Oliver sounds like a smart, warm friend who did the research and is sharing what he found — not a content marketer, not a corporate communicator. His writing is:
His voice has evolved from 2019 to 2025: earlier writing is chattier; recent writing is more spare and confident. Default to the current voice — shorter sentences, stronger assertions, fewer hedges.
Short paragraphs. 2-5 sentences. Each paragraph handles one idea, then stops. Never wall-of-text.
Varied sentence length. A medium sentence (15-25 words) followed by a short punchy one (5-12 words) is his signature rhythm. Use it.
Short sentences for emphasis. "Hard rubber doesn't grip. That's it." / "Yes. Worth it." / "Snow tires aren't an investment. They're basic equipment." Short declarative sentences land harder than explanation.
One-sentence paragraphs.
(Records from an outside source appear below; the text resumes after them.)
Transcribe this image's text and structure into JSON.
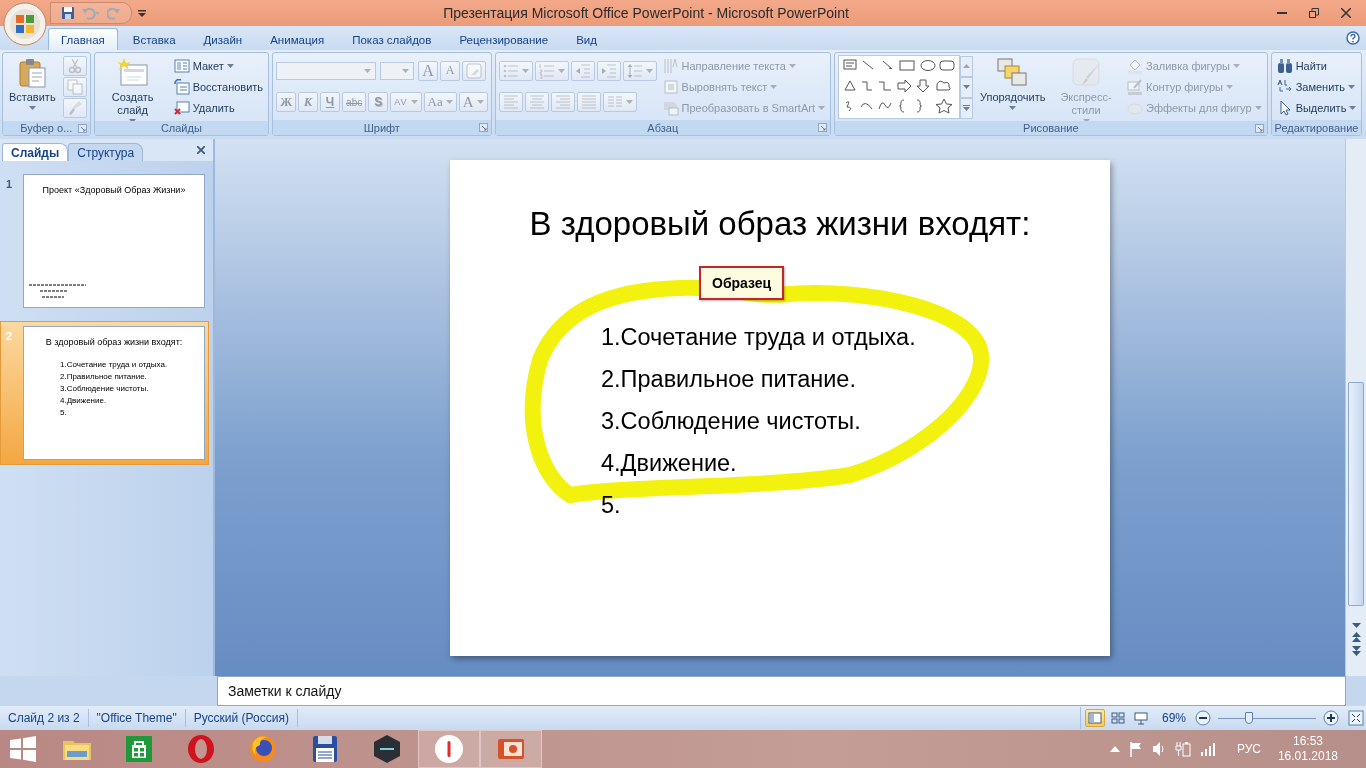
{
  "window": {
    "title": "Презентация Microsoft Office PowerPoint - Microsoft PowerPoint"
  },
  "ribbon": {
    "tabs": [
      {
        "label": "Главная",
        "selected": true
      },
      {
        "label": "Вставка",
        "selected": false
      },
      {
        "label": "Дизайн",
        "selected": false
      },
      {
        "label": "Анимация",
        "selected": false
      },
      {
        "label": "Показ слайдов",
        "selected": false
      },
      {
        "label": "Рецензирование",
        "selected": false
      },
      {
        "label": "Вид",
        "selected": false
      }
    ],
    "groups": [
      {
        "label": "Буфер о...",
        "launcher": true,
        "sections": [
          [
            [
              {
                "kind": "paste",
                "label": "Вставить",
                "dropdown": true,
                "disabled": false
              }
            ]
          ],
          [
            [
              {
                "kind": "cut",
                "disabled": true
              }
            ],
            [
              {
                "kind": "copy",
                "disabled": true
              }
            ],
            [
              {
                "kind": "painter",
                "disabled": true
              }
            ]
          ]
        ]
      },
      {
        "label": "Слайды",
        "launcher": false,
        "sections": [
          [
            [
              {
                "kind": "new-slide",
                "label": "Создать слайд",
                "dropdown": true,
                "disabled": false
              }
            ]
          ],
          [
            [
              {
                "kind": "layout",
                "label": "Макет",
                "dropdown": true,
                "disabled": false
              }
            ],
            [
              {
                "kind": "reset",
                "label": "Восстановить",
                "disabled": false
              }
            ],
            [
              {
                "kind": "delete",
                "label": "Удалить",
                "disabled": false
              }
            ]
          ]
        ]
      },
      {
        "label": "Шрифт",
        "launcher": true,
        "sections": [
          [
            [
              {
                "kind": "font-name",
                "disabled": true
              },
              {
                "kind": "font-size",
                "disabled": true
              },
              {
                "kind": "grow",
                "label": "A",
                "disabled": true
              },
              {
                "kind": "shrink",
                "label": "A",
                "disabled": true
              },
              {
                "kind": "clear",
                "disabled": true
              }
            ],
            [
              {
                "kind": "bold",
                "label": "Ж",
                "disabled": true
              },
              {
                "kind": "italic",
                "label": "К",
                "disabled": true
              },
              {
                "kind": "underline",
                "label": "Ч",
                "disabled": true
              },
              {
                "kind": "strike",
                "label": "abc",
                "disabled": true
              },
              {
                "kind": "shadow",
                "label": "S",
                "disabled": true
              },
              {
                "kind": "spacing",
                "label": "AV",
                "dropdown": true,
                "disabled": true
              },
              {
                "kind": "case",
                "label": "Aa",
                "dropdown": true,
                "disabled": true
              },
              {
                "kind": "color",
                "label": "A",
                "dropdown": true,
                "disabled": true
              }
            ]
          ]
        ]
      },
      {
        "label": "Абзац",
        "launcher": true,
        "sections": [
          [
            [
              {
                "kind": "bullets",
                "dropdown": true,
                "disabled": true
              },
              {
                "kind": "numbering",
                "dropdown": true,
                "disabled": true
              },
              {
                "kind": "outdent",
                "disabled": true
              },
              {
                "kind": "indent",
                "disabled": true
              },
              {
                "kind": "line-spacing",
                "dropdown": true,
                "disabled": true
              }
            ],
            [
              {
                "kind": "align-left",
                "disabled": true
              },
              {
                "kind": "align-center",
                "disabled": true
              },
              {
                "kind": "align-right",
                "disabled": true
              },
              {
                "kind": "justify",
                "disabled": true
              },
              {
                "kind": "columns",
                "dropdown": true,
                "disabled": true
              }
            ]
          ],
          [
            [
              {
                "kind": "text-direction",
                "label": "Направление текста",
                "dropdown": true,
                "disabled": true
              }
            ],
            [
              {
                "kind": "align-text",
                "label": "Выровнять текст",
                "dropdown": true,
                "disabled": true
              }
            ],
            [
              {
                "kind": "smartart",
                "label": "Преобразовать в SmartArt",
                "dropdown": true,
                "disabled": true
              }
            ]
          ]
        ]
      },
      {
        "label": "Рисование",
        "launcher": true,
        "sections": [
          [
            [
              {
                "kind": "shapes",
                "disabled": false
              }
            ]
          ],
          [
            [
              {
                "kind": "arrange",
                "label": "Упорядочить",
                "dropdown": true,
                "disabled": false
              }
            ]
          ],
          [
            [
              {
                "kind": "quick-styles",
                "label": "Экспресс-стили",
                "dropdown": true,
                "disabled": true
              }
            ]
          ],
          [
            [
              {
                "kind": "fill",
                "label": "Заливка фигуры",
                "dropdown": true,
                "disabled": true
              }
            ],
            [
              {
                "kind": "outline",
                "label": "Контур фигуры",
                "dropdown": true,
                "disabled": true
              }
            ],
            [
              {
                "kind": "effects",
                "label": "Эффекты для фигур",
                "dropdown": true,
                "disabled": true
              }
            ]
          ]
        ]
      },
      {
        "label": "Редактирование",
        "launcher": false,
        "sections": [
          [
            [
              {
                "kind": "find",
                "label": "Найти",
                "disabled": false
              }
            ],
            [
              {
                "kind": "replace",
                "label": "Заменить",
                "dropdown": true,
                "disabled": false
              }
            ],
            [
              {
                "kind": "select",
                "label": "Выделить",
                "dropdown": true,
                "disabled": false
              }
            ]
          ]
        ]
      }
    ]
  },
  "slides_panel": {
    "tabs": [
      {
        "label": "Слайды",
        "selected": true
      },
      {
        "label": "Структура",
        "selected": false
      }
    ],
    "thumbnails": [
      {
        "number": "1",
        "kind": "title",
        "selected": false,
        "title": "Проект «Здоровый Образ Жизни»"
      },
      {
        "number": "2",
        "kind": "list",
        "selected": true,
        "title": "В здоровый образ жизни входят:",
        "items": [
          "1.Сочетание труда и отдыха.",
          "2.Правильное питание.",
          "3.Соблюдение чистоты.",
          "4.Движение.",
          "5."
        ]
      }
    ]
  },
  "slide": {
    "title": "В здоровый образ жизни входят:",
    "items": [
      "1.Сочетание труда и отдыха.",
      "2.Правильное питание.",
      "3.Соблюдение чистоты.",
      "4.Движение.",
      "5."
    ],
    "tooltip": "Образец"
  },
  "notes": {
    "placeholder": "Заметки к слайду"
  },
  "status": {
    "items": [
      "Слайд 2 из 2",
      "\"Office Theme\"",
      "Русский (Россия)"
    ],
    "views": [
      {
        "kind": "normal",
        "selected": true
      },
      {
        "kind": "sorter",
        "selected": false
      },
      {
        "kind": "show",
        "selected": false
      }
    ],
    "zoom": {
      "reading": "69%",
      "level": 0.32
    }
  },
  "taskbar": {
    "apps": [
      {
        "kind": "start",
        "open": false
      },
      {
        "kind": "explorer",
        "open": false
      },
      {
        "kind": "store",
        "open": false
      },
      {
        "kind": "opera",
        "open": false
      },
      {
        "kind": "firefox",
        "open": false
      },
      {
        "kind": "floppy",
        "open": false
      },
      {
        "kind": "nox",
        "open": false
      },
      {
        "kind": "yandex",
        "open": true
      },
      {
        "kind": "powerpoint",
        "open": true
      }
    ],
    "language": "РУС",
    "time": "16:53",
    "date": "16.01.2018"
  }
}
Acceptable and often preferred for important points.
No stacked qualifiers. He doesn't write "it may potentially be somewhat helpful." He writes "it's helpful" or "it helped me."
Always on its own line, followed by the body:
Hi [Name],Hi [Name]!Hey [Name]!Hi folks!He never opens with "Hope this email finds you well" or any variant of it.
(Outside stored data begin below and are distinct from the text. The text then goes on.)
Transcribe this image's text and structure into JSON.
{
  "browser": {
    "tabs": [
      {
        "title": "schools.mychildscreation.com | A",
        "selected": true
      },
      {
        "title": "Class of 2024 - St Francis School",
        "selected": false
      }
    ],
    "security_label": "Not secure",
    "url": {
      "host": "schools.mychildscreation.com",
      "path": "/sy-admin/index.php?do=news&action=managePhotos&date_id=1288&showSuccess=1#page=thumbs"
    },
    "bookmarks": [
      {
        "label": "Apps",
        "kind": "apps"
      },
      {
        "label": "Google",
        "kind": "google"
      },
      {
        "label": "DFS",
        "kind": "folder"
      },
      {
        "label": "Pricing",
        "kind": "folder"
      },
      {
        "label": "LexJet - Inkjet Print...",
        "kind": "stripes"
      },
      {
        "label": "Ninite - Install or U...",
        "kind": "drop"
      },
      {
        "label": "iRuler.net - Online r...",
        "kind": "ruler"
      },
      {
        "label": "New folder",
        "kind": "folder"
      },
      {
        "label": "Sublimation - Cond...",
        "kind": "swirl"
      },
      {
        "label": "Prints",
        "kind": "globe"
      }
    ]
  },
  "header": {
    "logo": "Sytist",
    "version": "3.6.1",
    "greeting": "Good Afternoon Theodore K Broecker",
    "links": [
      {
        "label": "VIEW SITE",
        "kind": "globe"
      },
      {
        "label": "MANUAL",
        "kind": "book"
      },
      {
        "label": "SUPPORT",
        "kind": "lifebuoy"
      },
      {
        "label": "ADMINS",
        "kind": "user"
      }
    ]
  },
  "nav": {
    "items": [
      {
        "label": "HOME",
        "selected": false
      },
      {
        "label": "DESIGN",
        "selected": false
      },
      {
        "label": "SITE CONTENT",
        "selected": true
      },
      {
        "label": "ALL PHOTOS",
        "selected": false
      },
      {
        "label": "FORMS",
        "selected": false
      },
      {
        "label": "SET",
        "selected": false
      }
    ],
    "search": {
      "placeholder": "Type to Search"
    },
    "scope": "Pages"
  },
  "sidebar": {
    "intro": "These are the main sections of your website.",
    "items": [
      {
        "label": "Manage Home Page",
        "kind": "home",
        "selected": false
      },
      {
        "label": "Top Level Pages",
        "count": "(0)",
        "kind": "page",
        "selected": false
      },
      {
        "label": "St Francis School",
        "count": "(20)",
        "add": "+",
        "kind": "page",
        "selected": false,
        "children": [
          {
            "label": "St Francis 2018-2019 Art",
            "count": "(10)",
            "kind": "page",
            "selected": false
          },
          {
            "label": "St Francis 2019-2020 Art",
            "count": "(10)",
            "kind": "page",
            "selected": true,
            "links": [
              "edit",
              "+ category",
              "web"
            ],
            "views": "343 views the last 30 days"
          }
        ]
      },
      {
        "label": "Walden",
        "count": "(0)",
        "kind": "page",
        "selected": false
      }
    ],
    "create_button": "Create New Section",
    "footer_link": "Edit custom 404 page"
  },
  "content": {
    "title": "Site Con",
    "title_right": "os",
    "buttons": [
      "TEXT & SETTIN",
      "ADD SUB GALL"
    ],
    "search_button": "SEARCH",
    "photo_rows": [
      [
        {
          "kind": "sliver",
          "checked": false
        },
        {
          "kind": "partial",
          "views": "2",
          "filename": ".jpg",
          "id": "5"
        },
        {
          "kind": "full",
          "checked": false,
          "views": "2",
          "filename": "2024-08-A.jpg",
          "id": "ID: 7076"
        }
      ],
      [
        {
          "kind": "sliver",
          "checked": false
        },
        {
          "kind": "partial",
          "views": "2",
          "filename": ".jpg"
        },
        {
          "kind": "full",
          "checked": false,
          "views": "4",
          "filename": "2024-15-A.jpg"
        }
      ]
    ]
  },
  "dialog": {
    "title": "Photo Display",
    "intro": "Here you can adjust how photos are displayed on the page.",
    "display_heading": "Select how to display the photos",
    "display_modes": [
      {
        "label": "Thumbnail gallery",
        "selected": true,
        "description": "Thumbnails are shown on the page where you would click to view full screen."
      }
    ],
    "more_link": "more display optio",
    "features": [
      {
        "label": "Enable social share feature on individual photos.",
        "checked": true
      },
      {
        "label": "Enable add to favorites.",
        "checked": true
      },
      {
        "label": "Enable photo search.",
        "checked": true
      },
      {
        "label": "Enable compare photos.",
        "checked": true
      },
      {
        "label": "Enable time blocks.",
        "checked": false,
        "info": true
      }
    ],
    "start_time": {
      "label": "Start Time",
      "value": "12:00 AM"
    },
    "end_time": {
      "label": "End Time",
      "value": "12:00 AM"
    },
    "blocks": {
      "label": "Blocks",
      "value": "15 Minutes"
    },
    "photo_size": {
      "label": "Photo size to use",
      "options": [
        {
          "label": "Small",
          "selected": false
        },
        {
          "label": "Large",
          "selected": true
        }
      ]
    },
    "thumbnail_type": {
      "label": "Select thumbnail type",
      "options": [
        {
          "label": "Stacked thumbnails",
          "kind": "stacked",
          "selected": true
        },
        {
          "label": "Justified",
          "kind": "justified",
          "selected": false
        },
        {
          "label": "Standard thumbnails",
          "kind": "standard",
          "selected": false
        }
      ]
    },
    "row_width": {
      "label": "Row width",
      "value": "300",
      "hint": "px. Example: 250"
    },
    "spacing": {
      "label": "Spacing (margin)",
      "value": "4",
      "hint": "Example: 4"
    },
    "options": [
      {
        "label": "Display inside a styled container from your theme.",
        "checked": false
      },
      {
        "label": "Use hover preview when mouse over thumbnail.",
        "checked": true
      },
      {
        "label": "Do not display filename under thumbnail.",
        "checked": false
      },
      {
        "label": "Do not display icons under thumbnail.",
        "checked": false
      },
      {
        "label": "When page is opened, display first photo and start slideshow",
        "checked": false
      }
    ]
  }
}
Gets to the point in the first sentence. He doesn't re-explain context the recipient already has. He states what he's doing, what he needs, or what he wants them to know. Then stops.
Short sentences are the norm. Each paragraph handles one thing. If he's attaching documents, he says exactly what they are.
Example of his email rhythm:
"Hi Kelly,
Thank you for your help these past few months as I've worked to find employment. As you pointed out, the combination of my paycheck and severance mean that Kaitlin and I won't be eligible until April 18 for the subsidy. That being said, I wanted to jump on the paperwork now, so we don't leave Kathleen hanging at Natural Wonders.
I've attached the CCFAP Employment Verification and my first paycheck to this email. I will send the next one when I get it.
Kaitlin's information is unchanged. Our daycare information is unchanged.
Thanks again for your help!
Enjoy the sun.
Best, Oliver"
Notice: no em dashes, no bullets, no bold headers, specific details, specific closer that's not generic, "Best, Oliver" sign-off.
Best, Oliver (semi-formal, professional)Best, Oliver and Kaitlin (household/family matters)Thanks, OliverHe sometimes adds a warm line just before "Best" that references something real and present: "Enjoy the sun." / "See you Friday, Joe!" This is never generic — it's specific to the moment or the person.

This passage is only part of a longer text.